Many of the elements that are involved in managing creativity will vary from field to field, but we have identified seven components of the creative process that we believe need "managing" in any creative venture.
Our candidates for success in any creative endeavour are: Curiosity, Capabilities, Clarity, Challenge, Collaboration, Context, and Craft. What are yours?
"Management is, all things considered, the most creative of all arts. It is the art of art. Because it is the organiser of talent."
Jean-Jacques Servan-Schreiber quoted in Winston Fletcher, "Creative People: How to manage them and maximize their creativity" Hutchinson Business Books, 1988 pp51
"..whereas much of today's discussion represents innovation and entrepreneurship as something slightly mysterious, whether gift, talent, inspiration, or 'flash of genius', this book represents innovation and entrepreneurship as purposeful tasks that can be organised - are in need of being organised - and as systematic work. It treats innovation and entrepreneurship, in fact, as part of the executive's job."
Peter Drucker "Innovation and Entrepreneurship: Practice and Principles", Heinemann, 1985, ppviiii
"Business, in the mad global marketplace, needs a rush of serious creativity. Creativity is, invariably, a by-product of sparks, new views, juxtaposed interests, etc. How does a company acquire those assets? Diversity!"
Tom Peters, "The Pursuit of Wow! Every Person's Guide to Topsy-Turvy Times" Macmillan 1994 pp19-20
4 Curiosity
The implied questions 'why?' and 'why not?' underlie all creative activity.

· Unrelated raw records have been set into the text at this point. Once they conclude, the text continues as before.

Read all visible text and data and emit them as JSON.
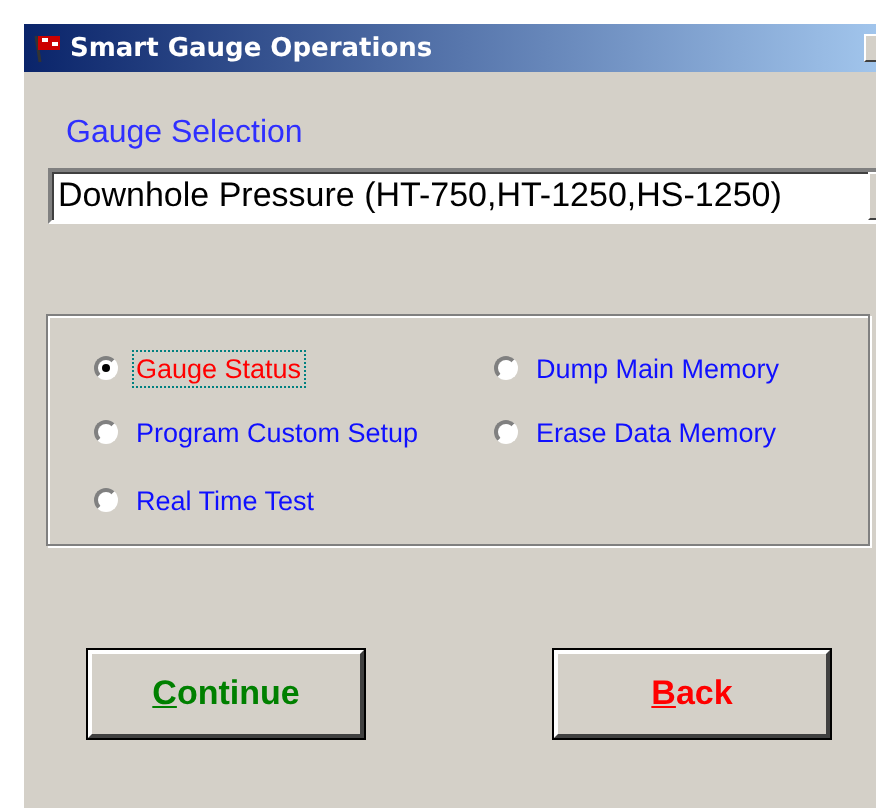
{
  "window": {
    "title": "Smart Gauge Operations"
  },
  "gauge_selection": {
    "label": "Gauge Selection",
    "value": "Downhole Pressure (HT-750,HT-1250,HS-1250)"
  },
  "operations": [
    {
      "label": "Gauge Status",
      "selected": true
    },
    {
      "label": "Dump Main Memory",
      "selected": false
    },
    {
      "label": "Program Custom Setup",
      "selected": false
    },
    {
      "label": "Erase Data Memory",
      "selected": false
    },
    {
      "label": "Real Time Test",
      "selected": false
    }
  ],
  "buttons": [
    {
      "label": "Continue",
      "color": "#008000"
    },
    {
      "label": "Back",
      "color": "#ff0000"
    }
  ]
}
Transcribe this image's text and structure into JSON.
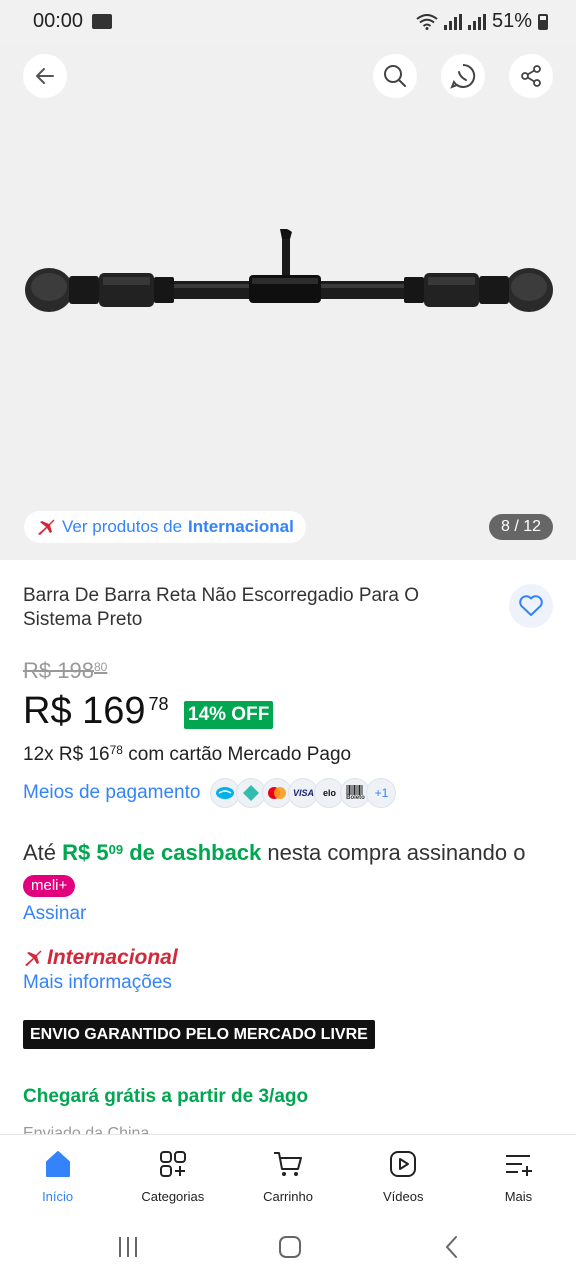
{
  "status": {
    "time": "00:00",
    "battery": "51%"
  },
  "gallery": {
    "intl_prefix": "Ver produtos de ",
    "intl_bold": "Internacional",
    "counter": "8 / 12"
  },
  "product": {
    "title": "Barra De Barra Reta Não Escorregadio Para O Sistema Preto",
    "old_price_main": "R$ 198",
    "old_price_cents": "80",
    "price_main": "R$ 169",
    "price_cents": "78",
    "discount": "14% OFF",
    "installments_prefix": "12x R$ 16",
    "installments_cents": "78",
    "installments_suffix": " com cartão Mercado Pago",
    "payment_link": "Meios de pagamento",
    "payment_icons": [
      "mercado-pago",
      "pix",
      "mastercard",
      "VISA",
      "elo",
      "Boleto"
    ],
    "payment_more": "+1"
  },
  "cashback": {
    "prefix": "Até ",
    "amount_main": "R$ 5",
    "amount_cents": "09",
    "amount_suffix": " de cashback",
    "rest": " nesta compra assinando o ",
    "badge": "meli+",
    "cta": "Assinar"
  },
  "international": {
    "title": "Internacional",
    "link": "Mais informações"
  },
  "shipping": {
    "banner": "ENVIO GARANTIDO PELO MERCADO LIVRE",
    "arrival": "Chegará grátis a partir de 3/ago",
    "partial": "Enviado da China"
  },
  "nav": {
    "items": [
      {
        "label": "Início",
        "icon": "home-icon"
      },
      {
        "label": "Categorias",
        "icon": "categories-icon"
      },
      {
        "label": "Carrinho",
        "icon": "cart-icon"
      },
      {
        "label": "Vídeos",
        "icon": "video-icon"
      },
      {
        "label": "Mais",
        "icon": "menu-icon"
      }
    ]
  },
  "colors": {
    "blue": "#3483fa",
    "green": "#00a650",
    "red": "#d3273a",
    "pink": "#e3007f"
  }
}
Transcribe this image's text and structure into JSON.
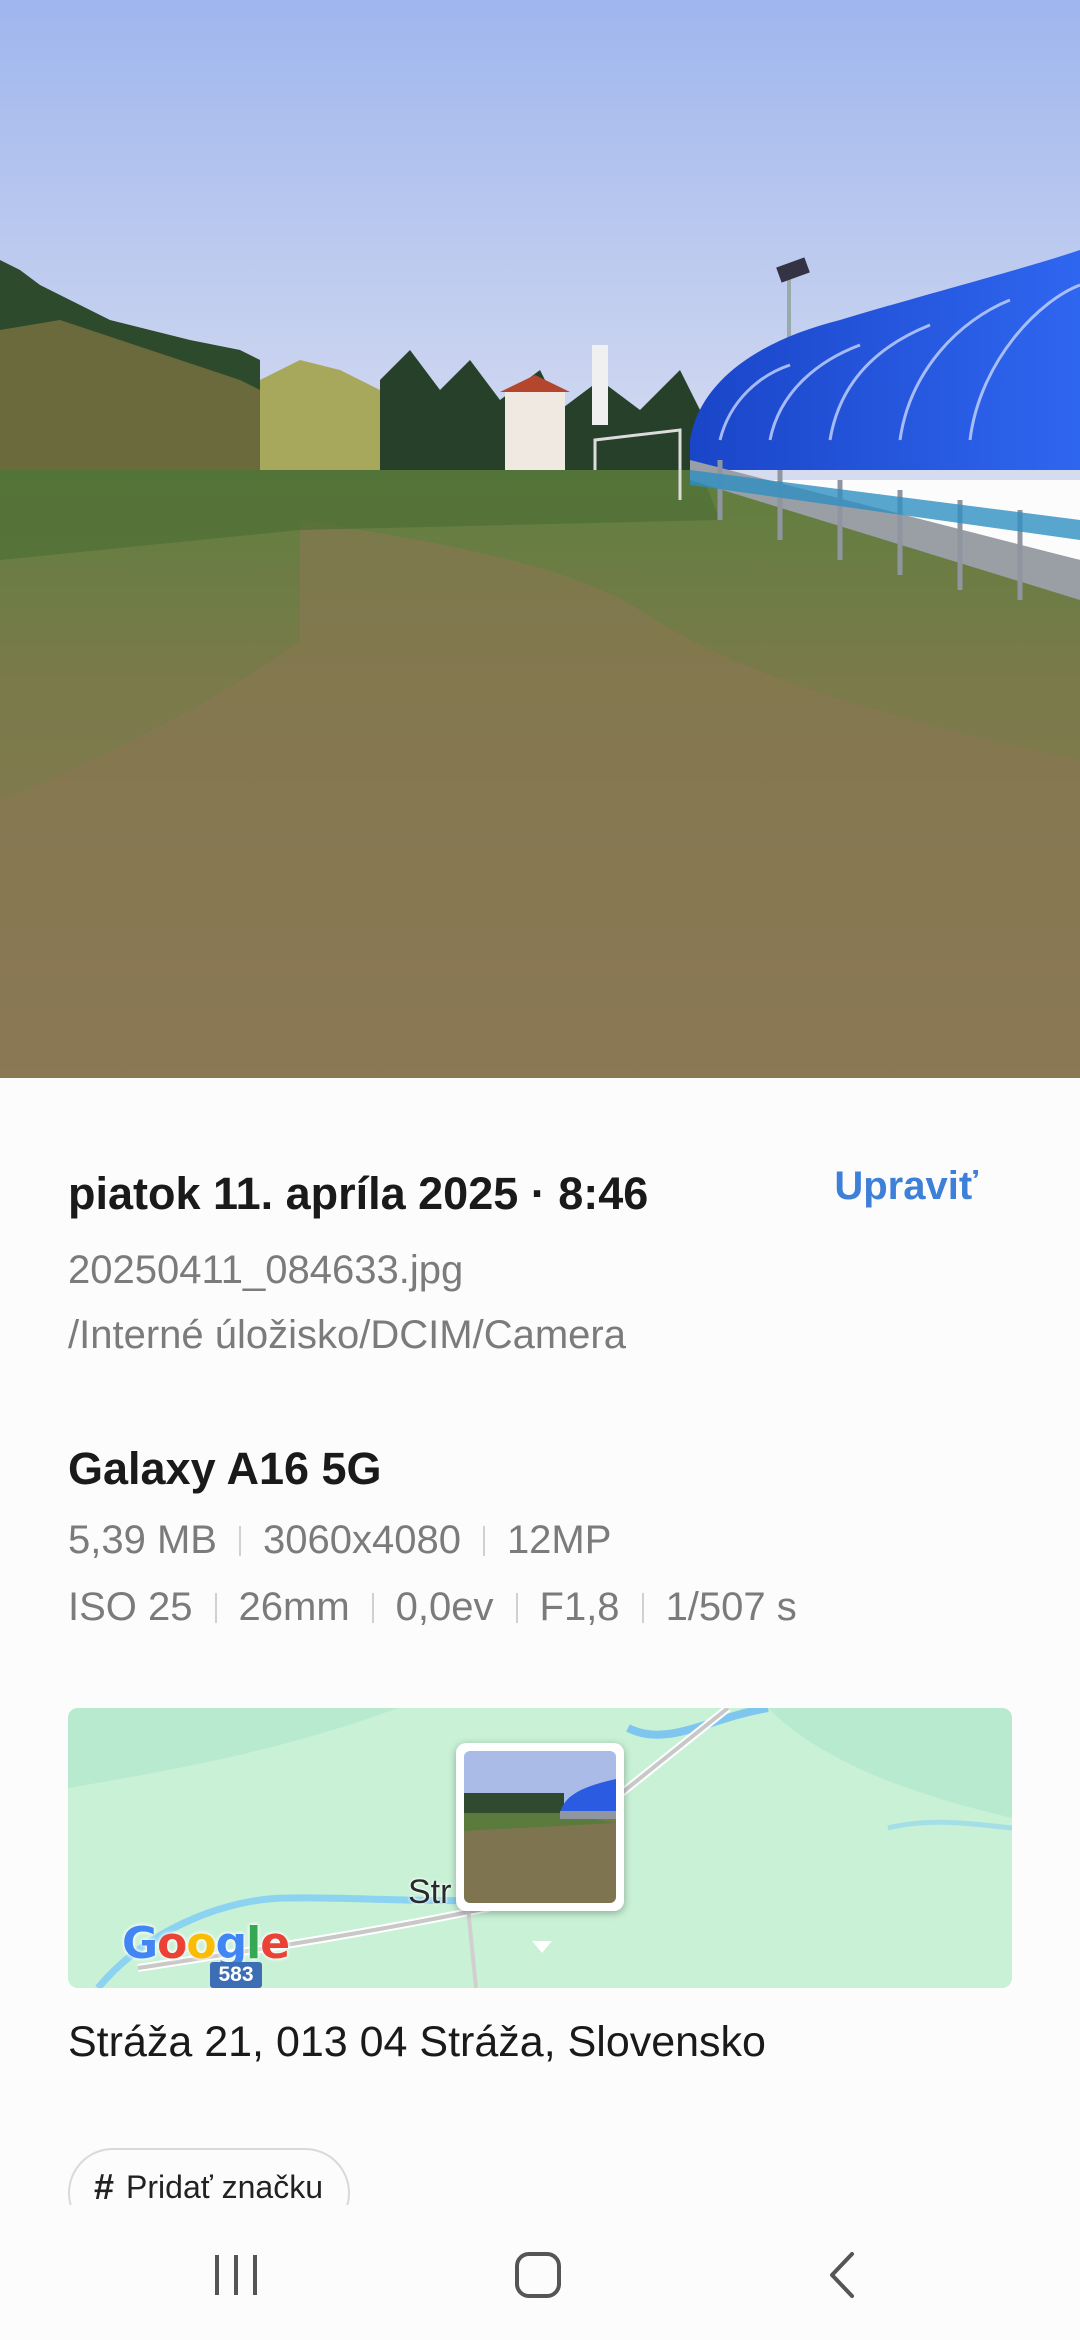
{
  "photo": {
    "icon": "landscape-photo"
  },
  "details": {
    "date_time": "piatok 11. apríla 2025 · 8:46",
    "edit_label": "Upraviť",
    "filename": "20250411_084633.jpg",
    "path": "/Interné úložisko/DCIM/Camera",
    "device": "Galaxy A16 5G",
    "file_info": [
      "5,39 MB",
      "3060x4080",
      "12MP"
    ],
    "camera_info": [
      "ISO 25",
      "26mm",
      "0,0ev",
      "F1,8",
      "1/507 s"
    ]
  },
  "map": {
    "provider": "Google",
    "road_number": "583",
    "town_label": "Str"
  },
  "location": {
    "address": "Stráža 21, 013 04 Stráža, Slovensko"
  },
  "tag": {
    "icon": "hash-icon",
    "label": "Pridať značku"
  },
  "nav": {
    "recent_icon": "recent-apps-icon",
    "home_icon": "home-icon",
    "back_icon": "back-icon"
  },
  "colors": {
    "accent": "#3e7fd8",
    "map_bg": "#c8f1d6",
    "text_primary": "#1a1a1a",
    "text_secondary": "#7b7b7b"
  }
}
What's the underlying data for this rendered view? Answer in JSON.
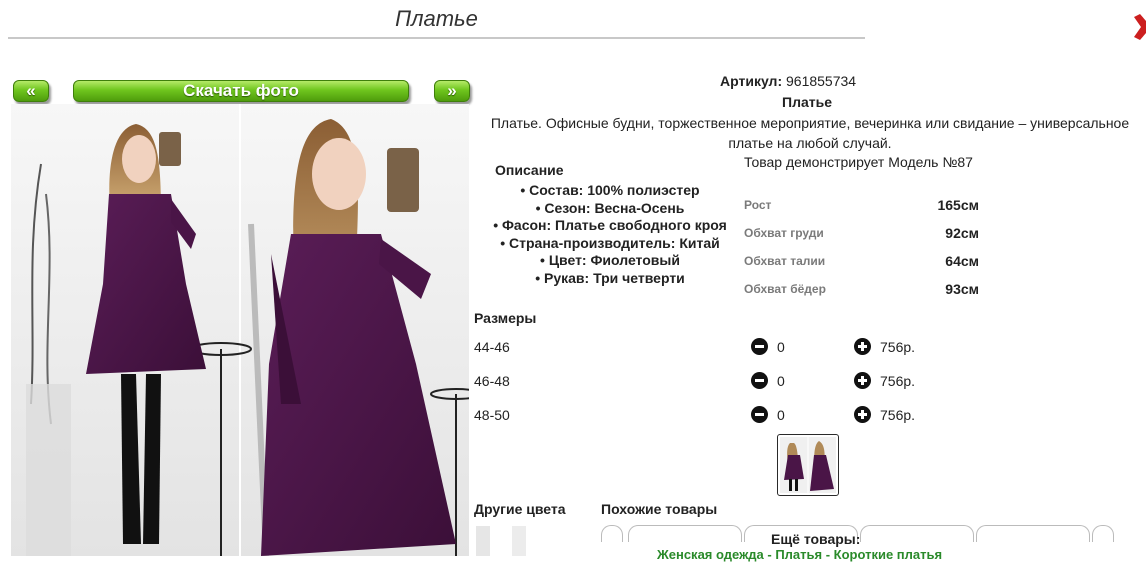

The 'why?' is a questioning of how things are. The 'why not?' is a questioning of how things might be. Both carry the idea of the world as a dynamic field of possibilities rather than something fixed or static.
Cultivating curiosity, by encouraging the hunger for new experiences and new ideas and by provoking deep questions and different frames of reference is at the heart of successfully managing the creative process.
"Powerful and effective ideas are unlikely to emerge from isolating creativity on a pedestal. Instead, managers must learn to immerse themselves in their companies' actual circumstances....Creative thinking will arise naturally from a visceral sense of the state of things and from early intimations of new openings and opportunities - awareness acquired by an unbounded and active engagement with the environment."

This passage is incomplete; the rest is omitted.